For a quick and simple inline representation of varying shapes within a notebook or a web application, you can use Bokeh’s scatter() function directly, with a list of shapes passed in a one-liner.

Here’s an example:

from bokeh.plotting import figure, show

# Inline simple scatter plot with different markers
show(figure(title="Inline Scatter Example").scatter([1, 2, 3], [4, 5, 6], marker=['star', 'circle', 'triangle'], size=20))

This outputs an inline Bokeh scatter plot with three points, each having a different shape: a star, circle, and triangle.

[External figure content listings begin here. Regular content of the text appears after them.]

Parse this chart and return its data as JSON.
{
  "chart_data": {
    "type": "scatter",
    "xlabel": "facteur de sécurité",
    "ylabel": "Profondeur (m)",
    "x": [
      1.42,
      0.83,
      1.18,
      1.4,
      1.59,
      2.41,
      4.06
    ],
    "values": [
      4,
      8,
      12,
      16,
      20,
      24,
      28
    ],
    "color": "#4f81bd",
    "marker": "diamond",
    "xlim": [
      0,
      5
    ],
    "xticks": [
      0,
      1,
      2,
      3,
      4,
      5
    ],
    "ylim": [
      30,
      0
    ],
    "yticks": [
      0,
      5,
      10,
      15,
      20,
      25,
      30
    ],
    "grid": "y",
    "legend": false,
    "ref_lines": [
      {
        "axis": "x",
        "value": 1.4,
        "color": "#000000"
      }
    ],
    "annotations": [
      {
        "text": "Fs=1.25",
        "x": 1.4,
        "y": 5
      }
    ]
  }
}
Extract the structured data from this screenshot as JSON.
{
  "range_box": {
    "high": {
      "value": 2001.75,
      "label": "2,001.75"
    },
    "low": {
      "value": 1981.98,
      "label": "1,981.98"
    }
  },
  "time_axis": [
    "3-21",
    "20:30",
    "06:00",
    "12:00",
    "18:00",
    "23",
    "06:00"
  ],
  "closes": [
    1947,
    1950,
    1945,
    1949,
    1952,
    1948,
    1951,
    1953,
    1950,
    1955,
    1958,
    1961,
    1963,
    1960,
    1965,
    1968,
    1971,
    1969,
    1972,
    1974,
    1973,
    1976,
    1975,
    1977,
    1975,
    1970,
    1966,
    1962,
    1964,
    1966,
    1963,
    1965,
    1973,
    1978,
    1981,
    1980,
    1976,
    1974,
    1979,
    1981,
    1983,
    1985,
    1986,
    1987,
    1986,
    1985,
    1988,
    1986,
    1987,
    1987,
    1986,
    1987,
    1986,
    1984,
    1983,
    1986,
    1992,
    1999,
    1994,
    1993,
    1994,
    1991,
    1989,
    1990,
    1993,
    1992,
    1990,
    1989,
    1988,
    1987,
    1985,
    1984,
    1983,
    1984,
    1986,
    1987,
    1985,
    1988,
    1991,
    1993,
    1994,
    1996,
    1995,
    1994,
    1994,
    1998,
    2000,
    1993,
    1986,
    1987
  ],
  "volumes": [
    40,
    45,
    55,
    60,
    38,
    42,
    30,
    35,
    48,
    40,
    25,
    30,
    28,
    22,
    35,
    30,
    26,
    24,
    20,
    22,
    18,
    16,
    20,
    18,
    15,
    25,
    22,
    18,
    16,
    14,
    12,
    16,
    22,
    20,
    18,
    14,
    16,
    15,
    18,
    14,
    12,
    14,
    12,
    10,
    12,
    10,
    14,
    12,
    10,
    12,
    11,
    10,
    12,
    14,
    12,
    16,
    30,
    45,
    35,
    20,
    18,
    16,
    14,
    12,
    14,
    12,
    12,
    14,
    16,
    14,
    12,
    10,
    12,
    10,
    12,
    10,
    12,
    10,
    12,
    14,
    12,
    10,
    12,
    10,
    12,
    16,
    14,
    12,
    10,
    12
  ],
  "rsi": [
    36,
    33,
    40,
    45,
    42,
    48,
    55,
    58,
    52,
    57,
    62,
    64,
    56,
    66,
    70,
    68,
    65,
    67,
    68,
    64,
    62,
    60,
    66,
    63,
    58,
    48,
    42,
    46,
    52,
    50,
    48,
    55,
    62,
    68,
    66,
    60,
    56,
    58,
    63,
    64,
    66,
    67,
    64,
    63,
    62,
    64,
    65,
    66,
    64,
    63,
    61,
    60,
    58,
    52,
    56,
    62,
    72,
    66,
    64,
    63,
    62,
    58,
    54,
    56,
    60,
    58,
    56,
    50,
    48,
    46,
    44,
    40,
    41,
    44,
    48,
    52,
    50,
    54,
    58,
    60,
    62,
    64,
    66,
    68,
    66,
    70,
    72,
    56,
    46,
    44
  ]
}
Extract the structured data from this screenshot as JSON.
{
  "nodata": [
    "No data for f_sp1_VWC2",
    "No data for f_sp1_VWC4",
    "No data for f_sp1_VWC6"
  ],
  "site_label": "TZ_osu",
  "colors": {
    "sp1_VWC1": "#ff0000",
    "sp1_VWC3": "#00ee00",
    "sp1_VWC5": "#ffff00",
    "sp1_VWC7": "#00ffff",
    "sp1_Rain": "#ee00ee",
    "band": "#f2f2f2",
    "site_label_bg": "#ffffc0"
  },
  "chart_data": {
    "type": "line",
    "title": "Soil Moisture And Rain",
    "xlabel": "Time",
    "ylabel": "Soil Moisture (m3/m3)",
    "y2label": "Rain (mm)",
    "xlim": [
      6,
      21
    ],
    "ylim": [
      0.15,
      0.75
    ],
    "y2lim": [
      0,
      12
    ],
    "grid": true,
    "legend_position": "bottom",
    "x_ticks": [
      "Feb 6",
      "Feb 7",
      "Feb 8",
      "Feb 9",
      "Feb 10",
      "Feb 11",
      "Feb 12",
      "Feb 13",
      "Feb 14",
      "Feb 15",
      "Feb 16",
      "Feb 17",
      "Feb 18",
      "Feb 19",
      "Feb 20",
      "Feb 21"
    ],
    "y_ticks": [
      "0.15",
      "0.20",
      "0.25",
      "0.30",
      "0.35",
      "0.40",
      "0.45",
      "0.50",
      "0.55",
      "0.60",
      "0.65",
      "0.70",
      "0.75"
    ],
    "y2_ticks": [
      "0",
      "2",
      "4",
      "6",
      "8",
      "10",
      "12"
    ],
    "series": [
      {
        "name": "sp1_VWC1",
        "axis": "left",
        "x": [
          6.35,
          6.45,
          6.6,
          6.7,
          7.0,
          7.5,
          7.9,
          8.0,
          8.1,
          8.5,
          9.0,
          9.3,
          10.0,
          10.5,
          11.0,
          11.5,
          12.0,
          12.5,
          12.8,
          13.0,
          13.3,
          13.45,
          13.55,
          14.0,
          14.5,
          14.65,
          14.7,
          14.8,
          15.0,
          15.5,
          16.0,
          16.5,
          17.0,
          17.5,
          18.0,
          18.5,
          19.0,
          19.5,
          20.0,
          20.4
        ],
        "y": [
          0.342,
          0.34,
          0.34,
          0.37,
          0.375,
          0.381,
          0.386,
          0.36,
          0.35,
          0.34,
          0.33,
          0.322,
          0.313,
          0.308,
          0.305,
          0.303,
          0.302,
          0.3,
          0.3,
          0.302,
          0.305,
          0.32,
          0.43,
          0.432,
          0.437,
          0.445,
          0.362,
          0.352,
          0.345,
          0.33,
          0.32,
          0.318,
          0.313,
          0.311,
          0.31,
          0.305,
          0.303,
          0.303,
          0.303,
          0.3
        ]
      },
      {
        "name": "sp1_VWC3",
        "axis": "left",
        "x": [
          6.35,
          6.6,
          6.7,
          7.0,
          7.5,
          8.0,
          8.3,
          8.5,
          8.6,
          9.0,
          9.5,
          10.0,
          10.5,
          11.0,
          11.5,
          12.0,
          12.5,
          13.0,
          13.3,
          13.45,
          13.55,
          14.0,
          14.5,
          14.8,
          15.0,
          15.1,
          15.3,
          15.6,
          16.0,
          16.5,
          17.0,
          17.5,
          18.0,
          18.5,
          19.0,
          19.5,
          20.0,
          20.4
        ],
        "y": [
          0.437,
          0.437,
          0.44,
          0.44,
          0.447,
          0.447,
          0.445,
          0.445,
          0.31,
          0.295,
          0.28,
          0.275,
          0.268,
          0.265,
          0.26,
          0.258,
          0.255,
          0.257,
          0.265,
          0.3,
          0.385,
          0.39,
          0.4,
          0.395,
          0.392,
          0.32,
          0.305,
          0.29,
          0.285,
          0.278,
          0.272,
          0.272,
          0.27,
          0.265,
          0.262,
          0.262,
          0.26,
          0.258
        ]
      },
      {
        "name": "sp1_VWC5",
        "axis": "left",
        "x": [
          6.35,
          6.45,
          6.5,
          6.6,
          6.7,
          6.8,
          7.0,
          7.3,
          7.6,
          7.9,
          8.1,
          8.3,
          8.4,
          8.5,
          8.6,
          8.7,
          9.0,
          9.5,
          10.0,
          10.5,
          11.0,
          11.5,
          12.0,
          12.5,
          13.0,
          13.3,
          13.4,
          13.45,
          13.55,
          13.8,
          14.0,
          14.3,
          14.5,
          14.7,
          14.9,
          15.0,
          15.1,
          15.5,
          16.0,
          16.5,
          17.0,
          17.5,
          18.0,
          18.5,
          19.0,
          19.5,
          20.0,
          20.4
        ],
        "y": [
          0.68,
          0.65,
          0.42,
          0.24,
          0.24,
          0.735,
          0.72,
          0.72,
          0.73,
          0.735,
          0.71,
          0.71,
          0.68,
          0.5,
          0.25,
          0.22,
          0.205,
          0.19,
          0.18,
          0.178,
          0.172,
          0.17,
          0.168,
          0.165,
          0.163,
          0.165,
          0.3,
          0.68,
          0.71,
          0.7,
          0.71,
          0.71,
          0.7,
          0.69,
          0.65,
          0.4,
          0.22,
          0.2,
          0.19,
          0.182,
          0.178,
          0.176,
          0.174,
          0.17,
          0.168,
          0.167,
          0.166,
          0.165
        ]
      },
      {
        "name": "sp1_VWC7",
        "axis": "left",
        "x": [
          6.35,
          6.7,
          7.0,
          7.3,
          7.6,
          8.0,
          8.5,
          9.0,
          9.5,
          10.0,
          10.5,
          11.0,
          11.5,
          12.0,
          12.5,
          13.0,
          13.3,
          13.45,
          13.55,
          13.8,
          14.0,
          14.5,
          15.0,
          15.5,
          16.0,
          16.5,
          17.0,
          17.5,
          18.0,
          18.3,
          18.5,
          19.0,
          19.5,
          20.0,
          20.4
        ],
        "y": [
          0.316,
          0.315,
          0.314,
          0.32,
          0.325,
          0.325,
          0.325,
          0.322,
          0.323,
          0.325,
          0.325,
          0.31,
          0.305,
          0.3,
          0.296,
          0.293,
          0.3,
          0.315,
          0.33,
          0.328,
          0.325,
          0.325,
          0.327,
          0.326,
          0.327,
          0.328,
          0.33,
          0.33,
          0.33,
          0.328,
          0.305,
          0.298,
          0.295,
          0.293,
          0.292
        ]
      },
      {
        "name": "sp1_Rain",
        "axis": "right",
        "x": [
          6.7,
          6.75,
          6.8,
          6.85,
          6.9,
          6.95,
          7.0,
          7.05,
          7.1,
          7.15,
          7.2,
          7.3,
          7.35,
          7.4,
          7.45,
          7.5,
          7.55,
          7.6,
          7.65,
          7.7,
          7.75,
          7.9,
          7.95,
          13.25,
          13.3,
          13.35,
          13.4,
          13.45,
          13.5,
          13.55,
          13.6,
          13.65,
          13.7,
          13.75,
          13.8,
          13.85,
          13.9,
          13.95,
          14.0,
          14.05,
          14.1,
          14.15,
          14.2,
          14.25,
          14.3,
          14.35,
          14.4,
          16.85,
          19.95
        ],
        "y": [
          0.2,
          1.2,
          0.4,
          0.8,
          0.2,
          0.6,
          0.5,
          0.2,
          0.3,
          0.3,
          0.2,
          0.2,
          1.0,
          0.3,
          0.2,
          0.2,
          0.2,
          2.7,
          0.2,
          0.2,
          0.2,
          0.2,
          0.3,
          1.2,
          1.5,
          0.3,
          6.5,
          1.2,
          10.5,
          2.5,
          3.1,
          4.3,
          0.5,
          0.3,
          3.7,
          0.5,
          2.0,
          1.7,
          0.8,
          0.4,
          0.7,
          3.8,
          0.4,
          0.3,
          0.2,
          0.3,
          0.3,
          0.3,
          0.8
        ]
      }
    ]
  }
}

While this one-liner is less flexible than the other methods, it provides a quick way to generate a simple scatter plot with varied markers for users who want to immediately visualize their data without more comprehensive data management.

Summary/Discussion

  • Method 1: Using Marker Function. Straightforward and simple. Limited by the predefined markers in Bokeh’s library.
  • Method 2: Using ColumnDataSource. Highly scalable and manageable, especially for large datasets. Requires initial setup of data source.
  • Method 3: Categorical Color and Shape Mapping. Offers rich dual-encoding visuals. The method can become complex when dealing with many categories.
  • Method 4: Custom Glyph Method. Allows the most flexibility and creativity. May require more advanced knowledge of Bokeh’s API.
  • Method 5: Inline Visualization. Quick and easy; suitable for exploratory data analysis. Not ideal for precise or customizable visualizations.